There’s been lots already said about the robots taking our jobs, but it’s worse than that. AI is also devaluing the work of jobs–still mostly done by people–its creators are aspiring for it to do. Eg: customer service, sales, design, coding, etc. The more ubiquitous AI slop becomes, the lower the standard is and the more human labor is devalued. AI is a caterpillar munching away at both ends of the value leaf–things are getting worse and so is our ability to recognize what’s worth spending money on. In my experience, caterpillars rarely munch the entire leaf, but the leaves are certainly much worse for wear once the caterpillar’s through with them.

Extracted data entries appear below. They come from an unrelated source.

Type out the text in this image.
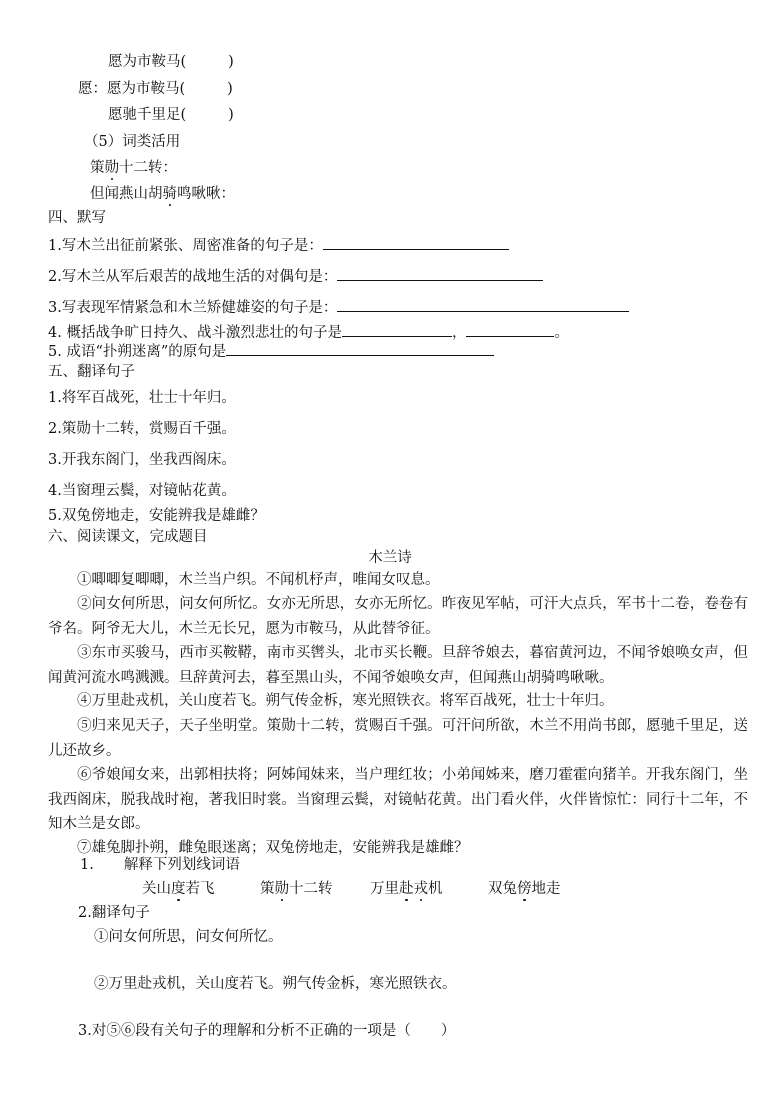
愿为市鞍马(	)
愿：愿为市鞍马(	)
愿驰千里足(	)
（5）词类活用
策勋十二转：
但闻燕山胡骑鸣啾啾：
四、默写
1.写木兰出征前紧张、周密准备的句子是：
2.写木兰从军后艰苦的战地生活的对偶句是：
3.写表现军情紧急和木兰矫健雄姿的句子是：
4. 概括战争旷日持久、战斗激烈悲壮的句子是	，	。
5. 成语“扑朔迷离”的原句是
五、翻译句子
1.将军百战死，壮士十年归。
2.策勋十二转，赏赐百千强。
3.开我东阁门，坐我西阁床。
4.当窗理云鬓，对镜帖花黄。
5.双兔傍地走，安能辨我是雄雌？
六、阅读课文，完成题目
木兰诗
①唧唧复唧唧，木兰当户织。不闻机杼声，唯闻女叹息。
②问女何所思，问女何所忆。女亦无所思，女亦无所忆。昨夜见军帖，可汗大点兵，军书十二卷，卷卷有爷名。阿爷无大儿，木兰无长兄，愿为市鞍马，从此替爷征。
③东市买骏马，西市买鞍鞯，南市买辔头，北市买长鞭。旦辞爷娘去，暮宿黄河边，不闻爷娘唤女声，但闻黄河流水鸣溅溅。旦辞黄河去，暮至黑山头，不闻爷娘唤女声，但闻燕山胡骑鸣啾啾。
④万里赴戎机，关山度若飞。朔气传金柝，寒光照铁衣。将军百战死，壮士十年归。
⑤归来见天子，天子坐明堂。策勋十二转，赏赐百千强。可汗问所欲，木兰不用尚书郎，愿驰千里足，送儿还故乡。
⑥爷娘闻女来，出郭相扶将；阿姊闻妹来，当户理红妆；小弟闻姊来，磨刀霍霍向猪羊。开我东阁门，坐我西阁床，脱我战时袍，著我旧时裳。当窗理云鬓，对镜帖花黄。出门看火伴，火伴皆惊忙：同行十二年，不知木兰是女郎。
⑦雄兔脚扑朔，雌兔眼迷离；双兔傍地走，安能辨我是雄雌？
1. 解释下列划线词语
关山度若飞	策勋十二转	万里赴戎机	双兔傍地走
2.翻译句子
①问女何所思，问女何所忆。
②万里赴戎机，关山度若飞。朔气传金柝，寒光照铁衣。
3.对⑤⑥段有关句子的理解和分析不正确的一项是（ ）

A perfect recent example of the fuzzy AI caterpillar munching away has been its effects on search results. A recent Bain & Company study revealed 80% of searchers relied on AI summaries at least 40% of the time. Meaning, a large number of people don’t ever click on a search result after inputting their query. Instead, searchers rely on hastily put together, often incorrect, AI summaries of their queries. When I input ‘how to get stronger’ into Google search, Google gives me an AI summary of how to do so. Several links lower, and there’s the Mayo Clinic, the renowned academic medical center (staffed by real people), giving me its response. The Mayo Clinic’s work is cheapened, I learn less than I could, and any strength training businesses likely lose traffic as well. Search traffic is the lifeblood of the internet, and AI is damming it up.
Remember “Enshittification”? The process and rationale for why so many things are getting worse? Also, shrinkflation? The ongoing phenomenon of prices staying the same but quantities shrinking? Think of AI as another combatant in the ultra competitive ring of ‘things ambiently making your life worse’. Enshittification makes stuff worse, shrinkflation gives us less, and AI…gives us a lot of crap.

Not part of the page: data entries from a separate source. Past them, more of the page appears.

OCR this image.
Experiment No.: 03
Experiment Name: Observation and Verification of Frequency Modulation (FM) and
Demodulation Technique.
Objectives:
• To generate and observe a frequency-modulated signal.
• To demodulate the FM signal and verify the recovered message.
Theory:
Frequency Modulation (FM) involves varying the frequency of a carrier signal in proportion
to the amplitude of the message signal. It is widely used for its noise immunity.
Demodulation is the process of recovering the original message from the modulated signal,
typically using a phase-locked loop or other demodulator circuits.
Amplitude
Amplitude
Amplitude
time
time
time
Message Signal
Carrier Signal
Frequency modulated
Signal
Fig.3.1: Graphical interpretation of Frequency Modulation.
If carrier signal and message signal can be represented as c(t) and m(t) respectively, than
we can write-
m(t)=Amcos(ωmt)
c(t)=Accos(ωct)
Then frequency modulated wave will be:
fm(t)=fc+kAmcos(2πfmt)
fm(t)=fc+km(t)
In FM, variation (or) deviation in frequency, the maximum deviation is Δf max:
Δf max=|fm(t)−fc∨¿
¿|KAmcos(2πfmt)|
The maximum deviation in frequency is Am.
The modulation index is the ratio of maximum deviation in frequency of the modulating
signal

Together, all three factors are spinning circles around us, making us dizzy. This makes it increasingly difficult to ascertain how we’re getting screwed. A buying process involving all three factors requires more of our time, more of our effort, and potentially more of our money. Remember, for a deal to be a deal, a consumer must be able to sort out the price to value ratio. As this gets more opaque, the likelihood of someone doing the requisite computation and research to understand value becomes less likely. This is because value isn’t only utility versus price, value is also determined by the time and effort it took to discover something in the first place. If it takes ages of searching to find something decent at a low price, those up front costs must also be considered in consumer surplus.
Many people reading this might rightly assert that our value of labor, and therefore the things it produces, has never really been that high. Historically, U.S. workers have had to fight mightily for things like weekends, 40 hour work weeks, and minimum wages. And once all that good stuff got too expensive for certain industries to provide, we shipped the work off to places where workers didn’t demand it. It’s difficult to envision a world where consumer value doesn’t exist, and it’s even less likely that world would come to be. Nevertheless, as AI muddies our ability to appreciate value, it’s worth keeping in mind.